Growth morphology evolution of ZNO nanowires synthesized by chemical vapor deposition

This chapter reviews the recent progress in the synthesis of ZnO nanowires (NWs) using vapor route, particularly chemical vapor deposition (CVD) since it is the most popular synthesis technique for ZnO NWs. The general requirements for the growth of vertically aligned ZnO NWs via heteroepitaxial approach and homoepitaxial approach will be discussed. The effect of CVD process parameters on the growth of catalyst-free ZnO NWs are investigated. These include distance between Zn precursor and substrates, oxygen flow rate, synthesis duration and amount of Zn powder. Since highly (00.2) oriented ZnO seeded layers had been used to facilitate the aligned growth of NWs, the effect of CVD process parameters, especially on the alignment of NWs could be clearly identified.
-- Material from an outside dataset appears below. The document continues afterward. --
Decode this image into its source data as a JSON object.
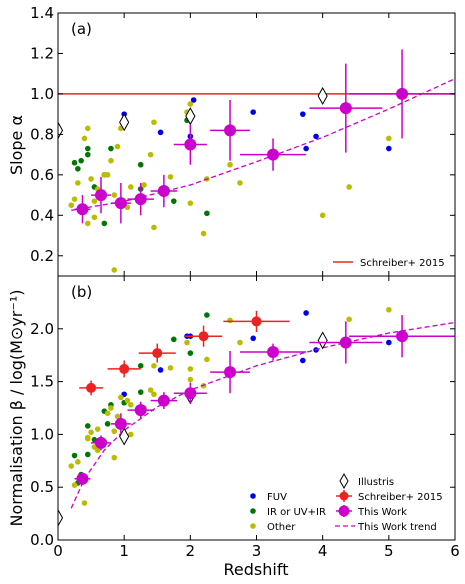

Furthermore, the results show that the synthesis parameters are correlated with the supersaturation of Zn and/or O vapors and influence the morphology evolution of ZnO NWs. Thus, this systematic study provides a more in-depth analysis on the growth of catalyst-free ZnO NWs which is governed by Vapor-Solid (VS) mechanism.For comparison purpose, the growth of Au-catalyzed ZnO NWs synthesized using CVD is also discussed. The presence of Au alloy droplets (nanoparticles) has been proven to increase the growth rate of ZnO NWs. It is found that the growth of Aucatalyzed ZnO NWs is more appropriate to be explained by a combination of Vapor-Liquid-Solid (VLS) and Vapor-Solid (VS) mechanisms rather than the commonly reported VLS mechanism only. The VLS-VS mechanism is applicable for both tip-growth model and base-growth model of Au-catalyzed ZnO NWs. The competition between VLS and VS mechanisms in their effectiveness for capturing adsorbed Zn and O atoms will determine the final morphology of the ZnO NWs. The similarities and dissimilarities of the growth mechanism for both catalyst-free ZnO NWs and Au-catalyzed ZnO NWs will be discussed. Finally, different doping approaches, including their strengths and limitations in producing doped ZnO NWs will also be presented.